Soldier has exit strategy for dog he adopted in Afghanistan

CHICAGO — There is much about his deployment in Afghanistan that Army Sgt. Tim Johannsen can't discuss, including where he's stationed and why a tank specialist such as him is serving in a mountainous region where tanks can't operate.

But those secrecy requirements didn't stop Johannsen from talking about his adopted dog — a loyal mutt named Leonidas, who whines outside Johannsen's hooch while he's gone.

The dog brings a touch of normalcy to an otherwise challenging environment, the soldier says.

"You'll come back and you're walking up to the chow hall, and he comes over, eyes big, happy as all get-out to see you," Johannsen said recently from Afghanistan, where he has been stationed since early this year. "You forget about the stuff that's going on over here."

When his tour ends in 2012, Johannsen wants to bring Leonidas — Leo for short — home to his wife, Kaydee, in Downers Grove, Ill.

That kind of commitment by a serviceman to an animal is increasingly common, said Anna Maria Cannan, of the nonprofit Puppy Rescue Mission, a Colorado-based group that raises money to bring soldiers' dogs back from Afghanistan.

So far, about 130 adopted dogs have been sent stateside, she said.

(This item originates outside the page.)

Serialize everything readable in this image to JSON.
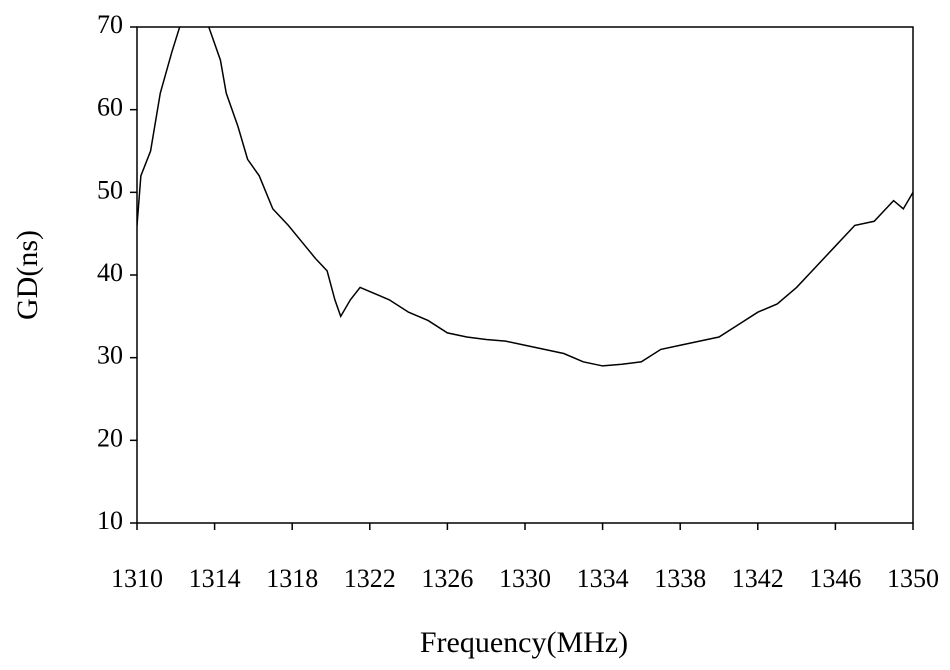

"Soldiers from all across the U.S. are finding these lovely companions they don't want to leave behind," Cannan said. "To leave them there, left to die, is hard."

The dogs can be therapeutic in helping soldiers readjust to civilian life, said Cannan, who started the program after her husband brought a dog home from a deployment in Afghanistan.

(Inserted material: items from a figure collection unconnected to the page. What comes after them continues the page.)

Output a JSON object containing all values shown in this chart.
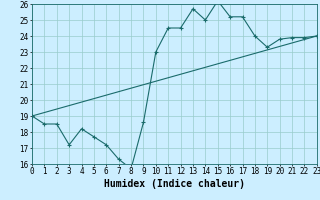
{
  "xlabel": "Humidex (Indice chaleur)",
  "bg_color": "#cceeff",
  "grid_color": "#99cccc",
  "line_color": "#1a6b6b",
  "x_min": 0,
  "x_max": 23,
  "y_min": 16,
  "y_max": 26,
  "curve_x": [
    0,
    1,
    2,
    3,
    4,
    5,
    6,
    7,
    8,
    9,
    10,
    11,
    12,
    13,
    14,
    15,
    16,
    17,
    18,
    19,
    20,
    21,
    22,
    23
  ],
  "curve_y": [
    19.0,
    18.5,
    18.5,
    17.2,
    18.2,
    17.7,
    17.2,
    16.3,
    15.7,
    18.6,
    23.0,
    24.5,
    24.5,
    25.7,
    25.0,
    26.2,
    25.2,
    25.2,
    24.0,
    23.3,
    23.8,
    23.9,
    23.9,
    24.0
  ],
  "trend_x": [
    0,
    23
  ],
  "trend_y": [
    19.0,
    24.0
  ],
  "xtick_labels": [
    "0",
    "1",
    "2",
    "3",
    "4",
    "5",
    "6",
    "7",
    "8",
    "9",
    "10",
    "11",
    "12",
    "13",
    "14",
    "15",
    "16",
    "17",
    "18",
    "19",
    "20",
    "21",
    "22",
    "23"
  ],
  "ytick_labels": [
    "16",
    "17",
    "18",
    "19",
    "20",
    "21",
    "22",
    "23",
    "24",
    "25",
    "26"
  ],
  "ytick_vals": [
    16,
    17,
    18,
    19,
    20,
    21,
    22,
    23,
    24,
    25,
    26
  ],
  "marker": "+",
  "markersize": 3,
  "linewidth": 0.8,
  "xlabel_fontsize": 7,
  "tick_fontsize": 5.5
}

She believes that if the military made it easier to send dogs home, there would be fewer cases of post-traumatic stress.

Although soldiers officially aren't allowed to adopt pets while serving overseas, strict enforcement of that order isn't always a priority, especially in a war zone, said a spokesman for U. S. Central Command in Tampa, Fla.

Those loosely enforced rules leave troops on their own if they want to bring an adopted animal home.

And that can be a long journey, Cannan said.

First a dog has to be transported by courier from a soldier's outpost to a shelter in a departure city, where it's vaccinated and quarantined to ensure it doesn't harbor disease.

It can take time to arrange a flight home because the nonprofit is limited to shipping two to four dogs a week, Cannan said. A backlog of 20 animals is waiting to go to the states, she said .

There also are fundraising hurdles. The Puppy Rescue Mission pays $3,500 per dog for kenneling, vaccination and the air flight, Cannan said.

The soldiers have to raise the money to pay the local couriers — many of whom are forced to drive the dogs hundreds of miles through often dangerous country. This can cost as much as $800 — a financial challenge for many military families, Cannan said.

Johannsen and his wife are working to solve that problem, he said, and have set up a website to accept donations.

"I have to find a way to get (Leo) to Kabul without locals or the Taliban finding out," Johannsen said. "I know I can give him a better home back there than he can ever get here."

A few months into his deployment, Johannsen saw a group of dogs ganging up on a puppy who wandered into camp looking for food.

"Average hoodlums," he said, describing the pack.

So he peeled the dogs off, fed the pup and gave him a flea bath. The two quickly became inseparable.

Having a dog helps him "escape the reality of being deployed, being away from family and friends," Johannsen said. "You're stuck with the same guys all the time," he said. "It's like being in a fraternity or a club. You have a dog, and it breaks up the monotony."

Leo has gradually been accepted by the other dogs at the compound, though it took awhile.

"He's like me," Johannsen said. "No matter who attacks him, he will stand his ground, he won't give up."

There's an old battlefield truism, he says: "Leave no man behind."